"Beyond Petroleum" – What BP Really Means(Archive)
A few new colors were apparent this year at BP’s annual shareholder meeting in London. Along with BP’s new logo of glowing green were added the red, blue and yellow of the Tibetan flag.
Outside the annual meeting, Tibetan activists gathered around a giant flag of Tibet. Nestling beside the banner stood Cara, a 14-foot inflatable caribou, which stood as a reminder of the wildlife at risk from BP’s planned drilling in the Arctic National Wildlife Refuge.
This was the second year that shareholders had filed resolutions at BP’s annual meeting. Last year, I had the honor of joining Greenpeace Campaigner Matthew Spencer in moving a resolution designed to press BP to invest further in solar power. This year, we were joined by Tibetans and their supporters who moved a separate resolution that asked BP to divest its stake in PetroChina.
Inside the annual meeting, the resolution proponents and BP management engaged in debate over the meaning of certain words. Speaking on behalf of Greenpeace, Sister Pat Daly praised BP CEO Sir John Browne for his statement recognizing and addressing climate change. Then she urged him to build on his example by moving BP – in the words of its slogan “Beyond Petroleum” – further into the business of sustainable energy. BP responded with a dramatic reinterpretation of the meaning of Greenpeace’s resolution. The resolution, claimed BP Chairman Peter Sutherland, would force BP to exit the fossil fuel business.

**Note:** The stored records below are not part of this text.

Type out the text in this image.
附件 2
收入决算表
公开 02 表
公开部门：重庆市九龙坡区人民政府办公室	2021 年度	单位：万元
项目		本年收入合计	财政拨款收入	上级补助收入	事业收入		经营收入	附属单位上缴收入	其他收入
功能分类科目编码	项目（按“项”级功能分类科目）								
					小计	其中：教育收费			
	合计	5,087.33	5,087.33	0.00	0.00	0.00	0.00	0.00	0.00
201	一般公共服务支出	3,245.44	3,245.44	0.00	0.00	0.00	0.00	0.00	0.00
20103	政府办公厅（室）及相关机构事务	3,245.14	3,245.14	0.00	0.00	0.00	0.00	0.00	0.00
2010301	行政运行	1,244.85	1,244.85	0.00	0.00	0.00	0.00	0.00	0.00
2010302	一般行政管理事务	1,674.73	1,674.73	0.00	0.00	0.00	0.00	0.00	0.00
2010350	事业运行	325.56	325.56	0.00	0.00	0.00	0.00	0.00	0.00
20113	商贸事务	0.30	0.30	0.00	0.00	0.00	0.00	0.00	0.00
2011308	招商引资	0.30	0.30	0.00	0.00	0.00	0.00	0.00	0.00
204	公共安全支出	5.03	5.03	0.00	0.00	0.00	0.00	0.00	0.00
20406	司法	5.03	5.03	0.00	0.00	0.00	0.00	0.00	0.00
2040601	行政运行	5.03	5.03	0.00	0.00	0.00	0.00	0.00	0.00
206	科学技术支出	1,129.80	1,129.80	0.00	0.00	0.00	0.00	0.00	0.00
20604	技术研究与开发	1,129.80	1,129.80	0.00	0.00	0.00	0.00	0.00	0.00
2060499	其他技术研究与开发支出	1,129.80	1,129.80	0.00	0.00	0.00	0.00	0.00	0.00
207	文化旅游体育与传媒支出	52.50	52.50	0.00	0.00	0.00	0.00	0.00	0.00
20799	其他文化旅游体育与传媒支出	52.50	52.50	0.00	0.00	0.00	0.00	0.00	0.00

Sutherland then contrasted this wildly expansive characterization of Greenpeace’s resolution with BP’s own much narrowed interpretation of its own slogan. When BP spends millions of dollars stating that it is “Beyond Petroleum,” it does not mean that the company plans to stop pumping hydrocarbons out of the ground. Instead, Sutherland offered a creative linguistic twist on the two words. Still touting BP as the kinder, gentler oil company, Sutherland insisted that “Beyond Petroleum” meant moving away from being the “arrogant, dirty and unaccountable” oil company of old. “We’re the nice oil company,” Sutherland might as well have said. “Trust us. Now go away.”

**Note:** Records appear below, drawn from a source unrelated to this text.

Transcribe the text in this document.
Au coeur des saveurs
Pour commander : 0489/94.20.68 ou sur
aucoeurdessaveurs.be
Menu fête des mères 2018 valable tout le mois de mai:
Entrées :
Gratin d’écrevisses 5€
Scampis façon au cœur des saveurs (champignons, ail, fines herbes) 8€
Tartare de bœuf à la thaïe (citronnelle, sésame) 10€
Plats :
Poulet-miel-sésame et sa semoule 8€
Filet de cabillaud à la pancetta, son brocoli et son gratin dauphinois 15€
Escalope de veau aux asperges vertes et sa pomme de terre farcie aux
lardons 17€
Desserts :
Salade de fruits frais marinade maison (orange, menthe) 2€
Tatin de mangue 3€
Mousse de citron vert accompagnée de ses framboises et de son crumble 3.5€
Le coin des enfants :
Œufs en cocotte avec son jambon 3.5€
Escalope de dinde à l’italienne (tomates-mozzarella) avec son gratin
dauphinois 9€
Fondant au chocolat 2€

At first, the resolution proposing that BP divest from PetroChina offered a break in the linguistic exchange. Former Tibetan political prisoner Gedun Rinchen, who spent eight months in solitary confinement for attempting to contact a European human rights fact-finding mission in Tibet, moved the resolution with the Reverend Anthony Poggo, a Sudanese religious leader. They both gave eloquent testimony to human rights abuses suffered by their people and the role of the oil industry in perpetuating that repression. Then, Steve Kretzmann of the International Campaign for Tibet challenged BP to address the inconsistency between BP’s commitment to human rights and the record of its partner, PetroChina. “What does BP stand for?” Kretzmann asked. “Backing Persecution? Beijing’s Partners?”
Kretzmann’s latter characterization did not seem far off the mark. Divesting from PetroChina, Sutherland insisted, would destroy BP’s relationship with the Chinese government and necessitate BP’s withdrawal from China. Sutherland offered little prospect of BP influencing PetroChina and its parent company, the China National Petroleum Company. Despite being PetroChina’s largest foreign investor, BP pointed to its facilitation of several human rights seminars for PetroChina managers as its main impact on the Chinese oil company.
Wordplay aside, BP remains in the hot seat. BP’s tepid response to PetroChina’s connection to human rights abuses places at jeopardy its reputation of respect for human rights. By raising false hopes about the extent of its commitment to sustainable energy, BP risks tarnishing its improving environmental record. The main achievement of this year’s resolutions was to find the current limits to BP’s fuzzy paternalism and outline where the company needs to move forward.